Dubai: Filipino designer Dita Sandico-Ong has brought her elegant banana wraps to the UAE to clothe the women of today as part of her sustainable fashion advocacy.
Wrap artiste Sandico-Ong has just finished international business trips to Paris, Berlin, and Amsterdam, and made her last stop in Dubai last week to share not only her designs but also her cause.
The wraps are made from natural fibres, particularly abaca or manila hemp, a tree-like plant indigenous to the Philippines of the same genus as the common banana. Abaca fibre is the strongest natural renewable fibre in the world, with 85 to 90 per cent of the world’s supply coming from the Philippines.
The wraps are Sandico-Ong’s version of the neo-Filipiniana, the traditional long, elegant dresses with butterfly sleeves worn by Filipinas during the Spanish colonial era.
All the fibres used are planted, harvested, processed and woven in the Philippines in what was then considered an already dying industry. Sandico-Ong revived the industry 17 years ago, which now provides livelihood to two communities in the Philippines composed of around 200 farmers, knotters, dyers, and weavers and their families.
“In so many years, their children have gone to school, they’ve finished their college degrees. Now they have teachers, nursery, grade school. They see their parents working on the loom, they’re not driven away from home. They don’t have to go far to different countries to provide for their children,” Sandico-Ong, who has been in the fashion industry for 28 years, told Gulf News.
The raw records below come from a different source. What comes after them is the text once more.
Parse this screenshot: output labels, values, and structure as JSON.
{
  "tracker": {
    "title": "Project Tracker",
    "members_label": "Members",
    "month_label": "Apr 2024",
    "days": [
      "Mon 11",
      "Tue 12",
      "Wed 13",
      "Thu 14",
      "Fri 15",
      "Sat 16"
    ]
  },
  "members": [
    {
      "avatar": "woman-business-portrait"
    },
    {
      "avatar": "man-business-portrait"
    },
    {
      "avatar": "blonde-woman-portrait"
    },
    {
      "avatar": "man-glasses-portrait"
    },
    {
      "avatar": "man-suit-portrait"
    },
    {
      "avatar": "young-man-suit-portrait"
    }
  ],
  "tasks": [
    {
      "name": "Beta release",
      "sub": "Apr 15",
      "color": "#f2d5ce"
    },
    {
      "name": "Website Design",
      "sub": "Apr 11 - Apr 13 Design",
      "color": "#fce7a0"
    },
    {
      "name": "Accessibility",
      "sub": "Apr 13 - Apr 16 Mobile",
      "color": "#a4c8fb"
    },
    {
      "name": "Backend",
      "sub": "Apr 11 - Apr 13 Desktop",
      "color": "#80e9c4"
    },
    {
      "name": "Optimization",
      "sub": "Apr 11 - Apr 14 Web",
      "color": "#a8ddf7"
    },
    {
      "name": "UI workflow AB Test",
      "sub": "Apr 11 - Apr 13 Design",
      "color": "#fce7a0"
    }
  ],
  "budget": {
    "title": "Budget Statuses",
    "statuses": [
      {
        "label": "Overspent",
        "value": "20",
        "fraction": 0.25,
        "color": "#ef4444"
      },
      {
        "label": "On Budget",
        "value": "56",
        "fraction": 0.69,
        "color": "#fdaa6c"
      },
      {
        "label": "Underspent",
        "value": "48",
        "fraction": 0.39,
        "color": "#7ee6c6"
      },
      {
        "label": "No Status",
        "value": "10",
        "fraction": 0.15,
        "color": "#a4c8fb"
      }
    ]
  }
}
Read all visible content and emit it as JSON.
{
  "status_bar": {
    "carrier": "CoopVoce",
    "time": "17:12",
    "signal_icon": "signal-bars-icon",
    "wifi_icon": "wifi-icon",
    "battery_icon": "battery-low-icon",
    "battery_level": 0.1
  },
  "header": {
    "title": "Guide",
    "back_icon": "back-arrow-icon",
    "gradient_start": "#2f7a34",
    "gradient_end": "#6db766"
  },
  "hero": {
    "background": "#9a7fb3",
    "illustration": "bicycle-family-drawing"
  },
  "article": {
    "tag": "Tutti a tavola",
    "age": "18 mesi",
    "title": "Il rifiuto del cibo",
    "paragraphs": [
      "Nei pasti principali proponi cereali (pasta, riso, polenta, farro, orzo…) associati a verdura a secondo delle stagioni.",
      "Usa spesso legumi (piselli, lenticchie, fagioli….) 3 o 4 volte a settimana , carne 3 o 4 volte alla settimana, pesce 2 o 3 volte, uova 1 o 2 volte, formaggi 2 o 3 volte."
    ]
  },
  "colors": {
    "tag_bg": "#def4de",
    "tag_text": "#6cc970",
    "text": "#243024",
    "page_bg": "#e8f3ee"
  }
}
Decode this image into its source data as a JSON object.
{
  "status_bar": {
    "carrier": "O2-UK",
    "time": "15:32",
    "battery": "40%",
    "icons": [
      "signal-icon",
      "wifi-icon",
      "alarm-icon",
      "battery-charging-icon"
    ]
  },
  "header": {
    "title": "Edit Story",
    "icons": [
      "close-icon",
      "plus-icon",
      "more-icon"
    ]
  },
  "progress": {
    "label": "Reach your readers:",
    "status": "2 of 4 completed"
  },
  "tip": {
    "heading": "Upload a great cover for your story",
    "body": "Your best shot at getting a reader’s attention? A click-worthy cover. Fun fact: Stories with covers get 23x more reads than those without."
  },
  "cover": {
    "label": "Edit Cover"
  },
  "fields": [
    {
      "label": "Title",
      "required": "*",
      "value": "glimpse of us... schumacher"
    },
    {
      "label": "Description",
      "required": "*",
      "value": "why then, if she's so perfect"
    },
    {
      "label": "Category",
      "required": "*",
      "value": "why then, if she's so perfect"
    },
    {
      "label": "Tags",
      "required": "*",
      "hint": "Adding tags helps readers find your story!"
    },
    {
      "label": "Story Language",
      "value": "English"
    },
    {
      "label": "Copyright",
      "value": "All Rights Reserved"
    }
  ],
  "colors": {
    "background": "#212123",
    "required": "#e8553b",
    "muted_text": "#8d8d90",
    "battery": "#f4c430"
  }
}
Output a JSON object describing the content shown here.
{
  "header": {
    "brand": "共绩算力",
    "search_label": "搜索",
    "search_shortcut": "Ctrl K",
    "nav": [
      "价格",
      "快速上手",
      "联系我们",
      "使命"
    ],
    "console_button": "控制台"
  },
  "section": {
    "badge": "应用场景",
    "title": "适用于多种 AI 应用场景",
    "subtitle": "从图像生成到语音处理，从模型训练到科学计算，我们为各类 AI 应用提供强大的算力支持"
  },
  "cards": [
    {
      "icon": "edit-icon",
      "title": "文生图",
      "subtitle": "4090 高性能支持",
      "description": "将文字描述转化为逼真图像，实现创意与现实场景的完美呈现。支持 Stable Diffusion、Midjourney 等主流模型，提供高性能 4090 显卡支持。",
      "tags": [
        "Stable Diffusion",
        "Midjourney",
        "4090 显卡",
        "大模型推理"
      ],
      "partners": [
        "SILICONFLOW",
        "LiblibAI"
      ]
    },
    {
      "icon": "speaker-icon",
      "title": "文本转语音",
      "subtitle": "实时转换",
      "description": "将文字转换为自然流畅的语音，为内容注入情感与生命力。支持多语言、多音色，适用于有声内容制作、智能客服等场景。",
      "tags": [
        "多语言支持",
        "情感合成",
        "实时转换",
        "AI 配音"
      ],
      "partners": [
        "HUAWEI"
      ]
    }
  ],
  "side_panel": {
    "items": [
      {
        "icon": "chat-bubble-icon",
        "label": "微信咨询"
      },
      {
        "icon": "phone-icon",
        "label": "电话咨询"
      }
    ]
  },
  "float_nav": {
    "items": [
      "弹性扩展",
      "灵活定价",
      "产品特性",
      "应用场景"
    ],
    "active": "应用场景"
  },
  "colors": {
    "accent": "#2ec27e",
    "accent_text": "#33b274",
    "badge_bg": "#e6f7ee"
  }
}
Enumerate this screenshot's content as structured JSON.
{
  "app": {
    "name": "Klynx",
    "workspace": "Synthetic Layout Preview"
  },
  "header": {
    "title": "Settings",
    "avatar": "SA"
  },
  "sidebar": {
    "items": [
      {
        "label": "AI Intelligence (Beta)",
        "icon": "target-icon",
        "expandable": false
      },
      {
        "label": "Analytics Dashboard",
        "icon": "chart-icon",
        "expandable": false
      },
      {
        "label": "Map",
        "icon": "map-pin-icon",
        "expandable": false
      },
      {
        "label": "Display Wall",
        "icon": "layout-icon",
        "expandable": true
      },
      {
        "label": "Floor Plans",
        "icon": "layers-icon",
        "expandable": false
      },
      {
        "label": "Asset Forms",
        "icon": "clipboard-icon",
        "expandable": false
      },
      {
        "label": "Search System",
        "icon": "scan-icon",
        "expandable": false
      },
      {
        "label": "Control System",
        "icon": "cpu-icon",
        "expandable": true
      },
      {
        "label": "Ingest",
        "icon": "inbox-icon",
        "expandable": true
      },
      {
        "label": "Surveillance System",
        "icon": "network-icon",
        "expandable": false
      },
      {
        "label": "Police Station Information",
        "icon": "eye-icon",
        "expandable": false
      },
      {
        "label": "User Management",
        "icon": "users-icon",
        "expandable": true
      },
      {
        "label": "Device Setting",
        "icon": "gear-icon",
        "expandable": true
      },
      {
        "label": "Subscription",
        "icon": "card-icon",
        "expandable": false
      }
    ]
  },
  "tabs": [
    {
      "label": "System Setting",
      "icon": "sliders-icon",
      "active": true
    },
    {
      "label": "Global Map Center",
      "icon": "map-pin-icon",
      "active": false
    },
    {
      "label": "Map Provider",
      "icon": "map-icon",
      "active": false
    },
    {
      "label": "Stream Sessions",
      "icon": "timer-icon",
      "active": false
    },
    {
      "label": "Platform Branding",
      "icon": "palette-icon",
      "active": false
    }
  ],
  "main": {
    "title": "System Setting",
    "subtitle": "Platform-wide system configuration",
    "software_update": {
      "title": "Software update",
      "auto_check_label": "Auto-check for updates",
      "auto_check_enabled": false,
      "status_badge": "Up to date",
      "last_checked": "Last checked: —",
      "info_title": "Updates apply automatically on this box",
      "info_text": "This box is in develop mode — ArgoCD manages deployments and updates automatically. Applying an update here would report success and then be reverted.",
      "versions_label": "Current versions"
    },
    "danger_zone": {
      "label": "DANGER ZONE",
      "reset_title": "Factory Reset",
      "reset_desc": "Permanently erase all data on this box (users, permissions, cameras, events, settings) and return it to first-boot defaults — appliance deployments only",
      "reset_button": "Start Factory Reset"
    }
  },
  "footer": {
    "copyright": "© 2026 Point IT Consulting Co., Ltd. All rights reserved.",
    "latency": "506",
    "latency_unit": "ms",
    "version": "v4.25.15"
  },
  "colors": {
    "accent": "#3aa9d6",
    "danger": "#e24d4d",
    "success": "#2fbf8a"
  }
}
Philippine Ambassador to the UAE Grace Princesa, who herself is an advocate of the wrap and wears them at different functions, said Sandico-Ong’s passion is rife with opportunities for Filipinas back home for it can help minimise feminised migration. She hopes to see Filipinas work abroad by choice and not because of need.
“Hopefully, if we can give livelihood to the women, then we can give them a choice not to go out [of the country] and be given jobs that might not be good for them,” Princesa told Gulf News.
“Maybe by just buying a wrap, they are able to send a child to school. The opportunity, the thought, the whole process of being able to help is there,” Sandico-Ong said.
Asked why she chose abaca of all fibres, Sandico-Ong said the distinct quality of the fabric stands out for her.
“It [abaca fibre] is versatile, it’s very easy to manipulate, and it’s a very strong fibre too. So these are all the qualities inherent in the fabric,” she said.
These characteristic of the abaca are what Filipinos should capitalise on, Princesa said.
“Our first market will be ourselves first — to be proud of what we produce by supporting Philippine products and Help Pinas (Philippines) and a Pinay [Filipina],” Princesa said.
“The abaca represents the Filipino — strong, resilient, exceptional. I hope before the end of my term, each home of Filipino has a piece of abaca to remind ourselves of who we are — a strong, resilient, exceptional race—which sometimes we forget. Some people think we’re just household service workers, which we’re not,” she added.